Sasha had a quick and simple solution: flip the ideas around. We ended up rendering this sentence as “The cleaners also made the travelers’ meals, and most of them seemed to be family members of the sailors.” This way, “most of them” is in the least confusing place, and the sentence as a whole flows better.

After all this, the final paragraph reads:

When they got back to the ship, they found it awfully quiet. Maybe everyone had gone out. The sailors were making sure everything was shipshape, while the cleaners, a group of middle-aged women dressed in men’s clothing, removed trash from the rooms, swept the deck, and industriously polished every surface on the ship. The cleaners also made the travelers’ meals, and most of them seemed to be family members of the sailors.

The fact that Sasha and I get to talk this over is somewhat unusual for a light-novel translation project. Typically in the light novel industry, a translator prepares a draft, sends it to the client (the publisher), and doesn’t hear anything about it again until it’s published. Translators and editors rarely get to work closely with each other, a fact that has as much to do with editors’ frequently crushing workloads as anything; they’re often too busy to engage with translators even if they would like to. J-Novel Club both allows and expects their translation teams to work together closely, which is one of the perks of working on their projects.

I’m a firm believer that the translator’s perspective and expertise are valuable throughout the translation process. For example, an editor or a translator might easily fall into a language trap—a false cognate, for example—and it helps if they can check each other’s understanding. On the other hand, sometimes I’ll come up with a really strange piece of English—maybe I was being too literal, or maybe I was just having one of those days—and it’s both more efficient and better for the text if Sasha can ask me what I meant, instead of sitting there trying to puzzle out what on earth I was thinking. Having both of us there all the way through the production of the final draft is nearly always a positive for the quality of the text.

This is also an excellent time to point out that although Sasha and I are the ones who produce the English parts week in, week out, we aren’t the only ones with a role to play in the final draft. Once an entire book is complete, it goes to the Quality Assurance team for a series of final checks. This involves having at least two different additional readers read the complete text of the book. In general, QA isn’t about making substantial changes, but about making sure that all the i’s are dotted and all the t’s are crossed—sometimes figuratively, sometimes literally. QA readers check for any mechanical issues that Sasha and I missed during the prepub phase (oops—there are two periods there! Uh-oh! Merriam-Webster says that word should be hyphenated!) and anything else they think might be a potential issue. After each QA read, the book comes back to me and Sasha to review the QA edits and decide what to do about any outstanding issues. Only after all that is the final version released as an e-book.
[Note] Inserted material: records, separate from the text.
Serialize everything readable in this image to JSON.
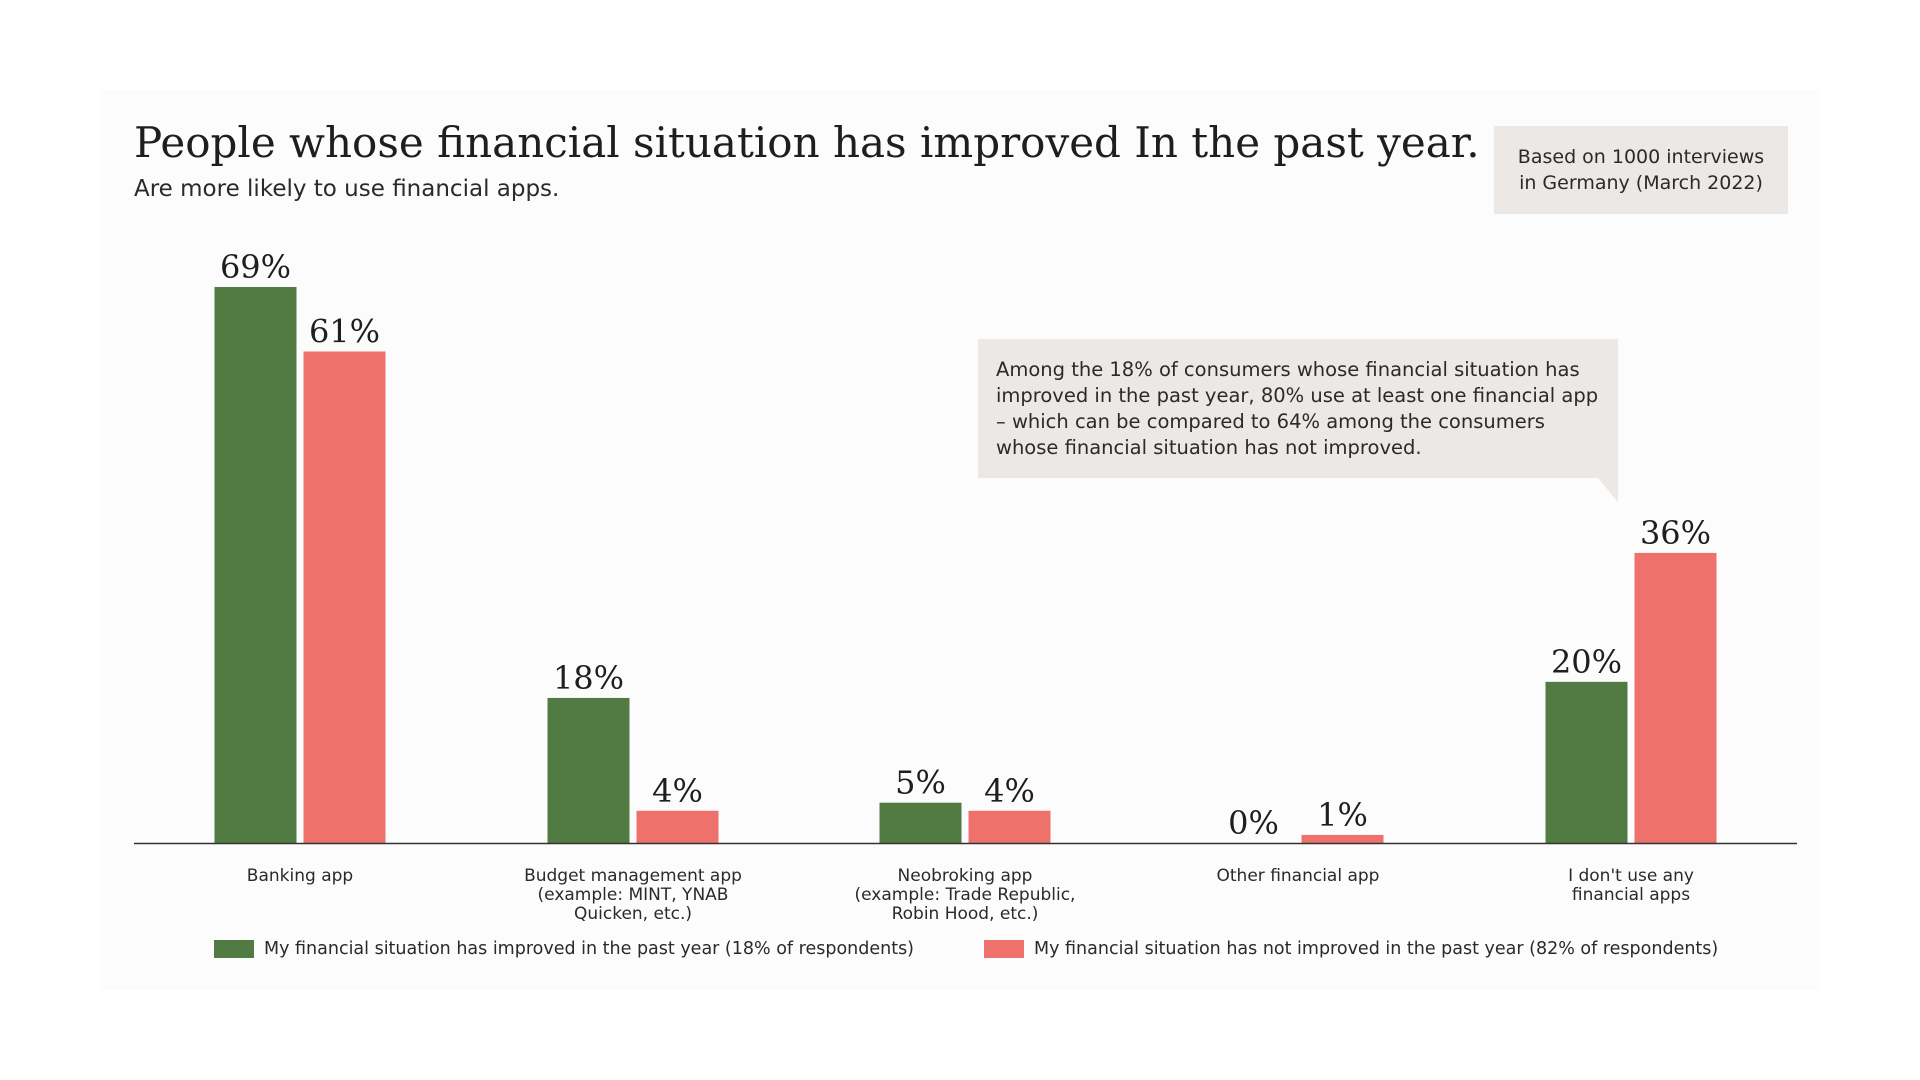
{
  "title": "People whose financial situation has improved In the past year.",
  "subtitle": "Are more likely to use financial apps.",
  "source_note": {
    "line1": "Based on 1000 interviews",
    "line2": "in Germany (March 2022)"
  },
  "callout": {
    "lines": [
      "Among the 18% of consumers whose financial situation has",
      "improved in the past year, 80% use at least one financial app",
      "– which can be compared to 64% among the consumers",
      "whose financial situation has not improved."
    ]
  },
  "colors": {
    "improved": "#527a43",
    "not_improved": "#ef716b",
    "axis": "#333333"
  },
  "chart_data": {
    "type": "bar",
    "title": "People whose financial situation has improved In the past year.",
    "subtitle": "Are more likely to use financial apps.",
    "xlabel": "",
    "ylabel": "",
    "ylim": [
      0,
      69
    ],
    "grid": false,
    "legend_position": "bottom",
    "categories": [
      [
        "Banking app"
      ],
      [
        "Budget management app",
        "(example: MINT, YNAB",
        "Quicken, etc.)"
      ],
      [
        "Neobroking app",
        "(example: Trade Republic,",
        "Robin Hood, etc.)"
      ],
      [
        "Other financial app"
      ],
      [
        "I don't use any",
        "financial apps"
      ]
    ],
    "series": [
      {
        "name": "My financial situation has improved in the past year (18% of respondents)",
        "color_key": "improved",
        "values": [
          69,
          18,
          5,
          0,
          20
        ],
        "labels": [
          "69%",
          "18%",
          "5%",
          "0%",
          "20%"
        ]
      },
      {
        "name": "My financial situation has not improved in the past year (82% of respondents)",
        "color_key": "not_improved",
        "values": [
          61,
          4,
          4,
          1,
          36
        ],
        "labels": [
          "61%",
          "4%",
          "4%",
          "1%",
          "36%"
        ]
      }
    ]
  }
}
The work of editors like Sasha and our QA team is, ideally, invisible—you’ll rarely if ever be able to look at a finished manuscript and say, “Ah, the translator did that line, but the editor clearly touched up this other part!” In the same way that the translator tries to be a transparent window on the work of the original author, the editor tries to inconspicuously make sure the translator’s work is serving the text in the most effective way. Yet whether or not you realize what they’ve done, editors are indispensable to a polished final product. The next time you have a smooth reading experience with a book, you have an editor to thank somewhere along the line!

I hope you enjoyed this look at a sometimes underappreciated aspect of the translation process. Have fun, read widely (and be grateful to those editors), and we’ll see you for the next volume!